Batman, until the Dark Knight, wasn’t Batman. It was entertaining for sure, but it wasn’t worthy of the literature of comics. Today, I’m playing Comic Book Guy in defense of excellence.
Over at The Radicalist, my new favorite Substack, I was prompted to think about and summarize what I think of Anthony Mackie as Captain America. (I didn’t listen to the story, before I wrote this). And in the end, considering all that I watched in that other series with him in some dark East European caper with the Winter Soldier, I think he’s a Troubled American. What he possesses is an inexplicable complexity that is not really worthy of what I think Captain America ought to be. In many ways, Mackie’s Cap is incomplete and struggling, and that struggling messes with his heroic character. What he lacks in clarity and resolve he makes up for, from what I can see in the previews for the next film, more power.
If you are into Black Power, then more power is the answer, and if black people are messed up in the head, well they can occasionally do that hero thing and make up for it. Because America is stupid enough to need common sense correction, and the hero might as well be black, so Mackie’s Cap works, sorta, in that way. Right?

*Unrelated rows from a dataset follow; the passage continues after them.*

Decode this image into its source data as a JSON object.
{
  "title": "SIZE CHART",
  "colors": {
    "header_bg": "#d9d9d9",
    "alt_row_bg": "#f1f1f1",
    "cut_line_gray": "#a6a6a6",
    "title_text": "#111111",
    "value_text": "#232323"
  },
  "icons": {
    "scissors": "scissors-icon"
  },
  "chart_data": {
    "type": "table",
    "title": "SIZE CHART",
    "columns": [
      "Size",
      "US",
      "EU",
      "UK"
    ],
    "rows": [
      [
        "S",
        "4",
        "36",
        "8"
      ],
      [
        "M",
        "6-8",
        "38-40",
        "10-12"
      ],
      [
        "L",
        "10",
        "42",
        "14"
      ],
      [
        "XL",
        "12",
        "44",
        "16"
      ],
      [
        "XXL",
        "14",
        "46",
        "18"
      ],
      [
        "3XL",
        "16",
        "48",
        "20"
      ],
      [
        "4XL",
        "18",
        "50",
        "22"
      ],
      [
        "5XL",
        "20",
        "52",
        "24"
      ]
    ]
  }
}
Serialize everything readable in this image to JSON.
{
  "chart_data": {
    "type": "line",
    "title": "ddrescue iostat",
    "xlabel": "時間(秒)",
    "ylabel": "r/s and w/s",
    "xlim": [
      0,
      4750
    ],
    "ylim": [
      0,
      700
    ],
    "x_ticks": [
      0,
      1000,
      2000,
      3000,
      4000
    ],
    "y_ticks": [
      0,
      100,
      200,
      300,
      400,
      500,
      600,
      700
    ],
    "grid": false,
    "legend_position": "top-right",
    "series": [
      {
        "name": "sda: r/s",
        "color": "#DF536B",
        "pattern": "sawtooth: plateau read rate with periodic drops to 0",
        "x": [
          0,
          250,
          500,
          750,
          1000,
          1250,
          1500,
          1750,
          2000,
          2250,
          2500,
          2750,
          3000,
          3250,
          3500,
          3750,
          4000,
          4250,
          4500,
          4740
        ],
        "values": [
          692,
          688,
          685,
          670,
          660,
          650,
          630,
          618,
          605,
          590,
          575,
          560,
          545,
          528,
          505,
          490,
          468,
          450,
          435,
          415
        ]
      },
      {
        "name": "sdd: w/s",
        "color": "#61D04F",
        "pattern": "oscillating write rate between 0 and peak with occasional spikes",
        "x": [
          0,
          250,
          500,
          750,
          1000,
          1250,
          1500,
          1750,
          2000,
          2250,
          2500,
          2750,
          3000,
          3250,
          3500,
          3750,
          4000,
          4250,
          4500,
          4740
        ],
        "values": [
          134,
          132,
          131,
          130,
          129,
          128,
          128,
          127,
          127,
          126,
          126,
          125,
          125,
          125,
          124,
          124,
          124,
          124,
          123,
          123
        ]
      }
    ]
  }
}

But every 12 year old knows that Mackie’s Captain America is not half as righteous and heroic as Chadwick Bozeman’s Black Panther. Even though Bozeman’s Panther is nowhere near as powerful as Mackie’s Cap, he’s twice the man. He has got resolve and clarity. He defends the honor of his native land. He’s a better hero.
Every hero has a weakness, a vulnerability. I think Mackie’s Cap’s vulnerability has to do with a lack of patriotism. I think this lack of patriotism is what we’re supposed to think about Mackie’s blackness in the context of representing America and carrying the vibranium shield. There’s a bit too much of The Boys cynicism in the idea behind this particular Captain America. Now think about it in the What If series. There was no such lack of patriotism, I mean bold, balls-out patriotism in the female Cap, Captain Carter. There was also in Gail Gadot’s Wonder Woman, no sense of betraying the ideals of her upbringing as Princess Diana of Themyscira.

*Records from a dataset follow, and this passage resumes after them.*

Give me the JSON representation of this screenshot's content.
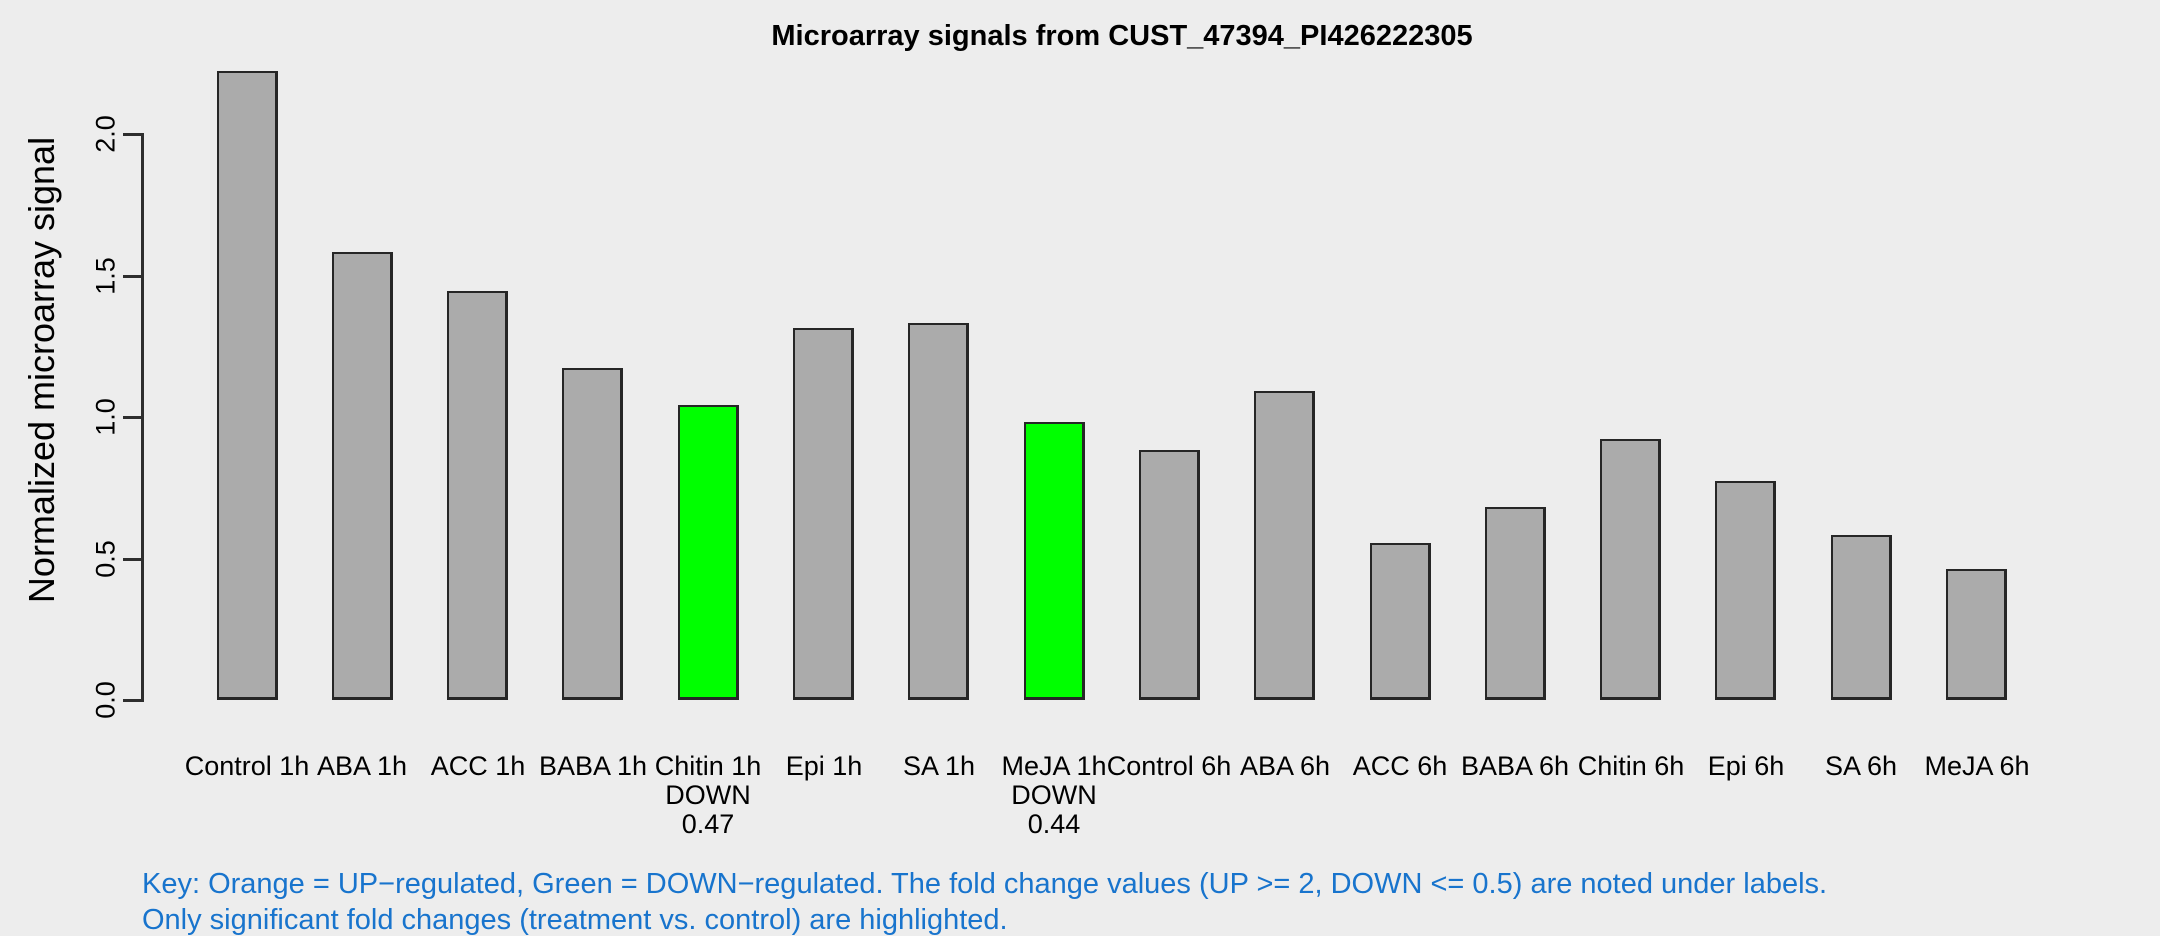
{
  "title": "Microarray signals from CUST_47394_PI426222305",
  "key": {
    "line1": "Key: Orange = UP−regulated, Green = DOWN−regulated. The fold change values (UP >= 2, DOWN <= 0.5) are noted under labels.",
    "line2": "Only significant fold changes (treatment vs. control) are highlighted.",
    "color": "#1874CD"
  },
  "colors": {
    "background": "#EDEDED",
    "bar_default": "#ABABAB",
    "bar_down_highlight": "#00FF00",
    "bar_up_highlight": "#FFA500",
    "bar_border": "#262626",
    "axis": "#2E2E2E",
    "text": "#000000"
  },
  "chart_data": {
    "type": "bar",
    "title": "Microarray signals from CUST_47394_PI426222305",
    "xlabel": "",
    "ylabel": "Normalized microarray signal",
    "ylim": [
      0,
      2.3
    ],
    "yticks": [
      "0.0",
      "0.5",
      "1.0",
      "1.5",
      "2.0"
    ],
    "grid": false,
    "legend_position": "none",
    "categories": [
      "Control 1h",
      "ABA 1h",
      "ACC 1h",
      "BABA 1h",
      "Chitin 1h",
      "Epi 1h",
      "SA 1h",
      "MeJA 1h",
      "Control 6h",
      "ABA 6h",
      "ACC 6h",
      "BABA 6h",
      "Chitin 6h",
      "Epi 6h",
      "SA 6h",
      "MeJA 6h"
    ],
    "values": [
      2.22,
      1.58,
      1.44,
      1.17,
      1.04,
      1.31,
      1.33,
      0.98,
      0.88,
      1.09,
      0.55,
      0.68,
      0.92,
      0.77,
      0.58,
      0.46
    ],
    "bars": [
      {
        "label": "Control 1h",
        "value": 2.22,
        "highlight": null,
        "fold_change": null
      },
      {
        "label": "ABA 1h",
        "value": 1.58,
        "highlight": null,
        "fold_change": null
      },
      {
        "label": "ACC 1h",
        "value": 1.44,
        "highlight": null,
        "fold_change": null
      },
      {
        "label": "BABA 1h",
        "value": 1.17,
        "highlight": null,
        "fold_change": null
      },
      {
        "label": "Chitin 1h",
        "value": 1.04,
        "highlight": "DOWN",
        "fold_change": "0.47"
      },
      {
        "label": "Epi 1h",
        "value": 1.31,
        "highlight": null,
        "fold_change": null
      },
      {
        "label": "SA 1h",
        "value": 1.33,
        "highlight": null,
        "fold_change": null
      },
      {
        "label": "MeJA 1h",
        "value": 0.98,
        "highlight": "DOWN",
        "fold_change": "0.44"
      },
      {
        "label": "Control 6h",
        "value": 0.88,
        "highlight": null,
        "fold_change": null
      },
      {
        "label": "ABA 6h",
        "value": 1.09,
        "highlight": null,
        "fold_change": null
      },
      {
        "label": "ACC 6h",
        "value": 0.55,
        "highlight": null,
        "fold_change": null
      },
      {
        "label": "BABA 6h",
        "value": 0.68,
        "highlight": null,
        "fold_change": null
      },
      {
        "label": "Chitin 6h",
        "value": 0.92,
        "highlight": null,
        "fold_change": null
      },
      {
        "label": "Epi 6h",
        "value": 0.77,
        "highlight": null,
        "fold_change": null
      },
      {
        "label": "SA 6h",
        "value": 0.58,
        "highlight": null,
        "fold_change": null
      },
      {
        "label": "MeJA 6h",
        "value": 0.46,
        "highlight": null,
        "fold_change": null
      }
    ]
  }
}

We already know the knock-em dead balls to the wall partiots of the best of America. Obviously Steve Rogers did it with his clean cut persona and his nearly perfect integrity. But we also have seen black characters with that same kind of do or die patriotism in defense of freedom, justice and the American Way. The number one contender is, of course, Dennis Haysbert who both in the series 24 (with Keifer Sutherland) and The Unit, knocked it out of the park. But he’s obviously too old an actor to be anything but The President or the billionaire global industrialist. By the way, The Unit was created by David Mamet, who has been railing against SJWs and their corruption of the arts, from day one. The second contender ran into some personal problems but also knocked it out of the park. That’s Jonathan Majors, who killed it in Devotion. I think John David Washington would make a fairly good Cap, but he’s a very sharp individual and I’m not sure that Marvel can find the right writer to make it work.
This is why I started by talking about the Dark Knight. I think it would take somebody like Mamet or Christopher Nolan to write a proper black Captain America and cast the right actor for the role.
I liked Mackie best in Synchronic, which I think was an underrated film, which is also saying that his presence as an actor leaves something to be desired in the role of America’s greatest anything. His playing against type just doesn’t work for me. I think he does a great everyman but his charisma and swagger has to be understated in order to be the kind of hero we Americans like. He doesn’t come across like Michael B. (for Badass) Jordan in that regard, not that Jordan ever understates anything with subtlety. Compare him to the new sensation Aaron Pierre whose Rebel Ridge is a study in intelligently controlled nuclear fury. I kind of want to see Aaron Pierre as a villain. I kind of want to see Delroy Lindo as a criminal mastermind too. I’m fairly certain that if Will Smith doesn’t play a villain soon, his career will be over. So other than Majors and Washington, I think the only other black male actor I can think about who could make an absolutely killer Captain America would be LaKeith Stanfield.
We just need a writer and a director who actually respect American patriotism to remake a real American hero for the ages. Is it morning in America or what?
Oh by the way. Jeffrey Wright is perfect as The Watcher. And Sam Jackson is perfect as Nick Fury. Keith David was perfect as Spawn in the animated series. Those things don’t happen by accident.
You know, the guy who did Am I Racist thought I could be a good writer. Hmm..
Matt Walsh. On the flicks, just wait a couple years until we get our mojo back.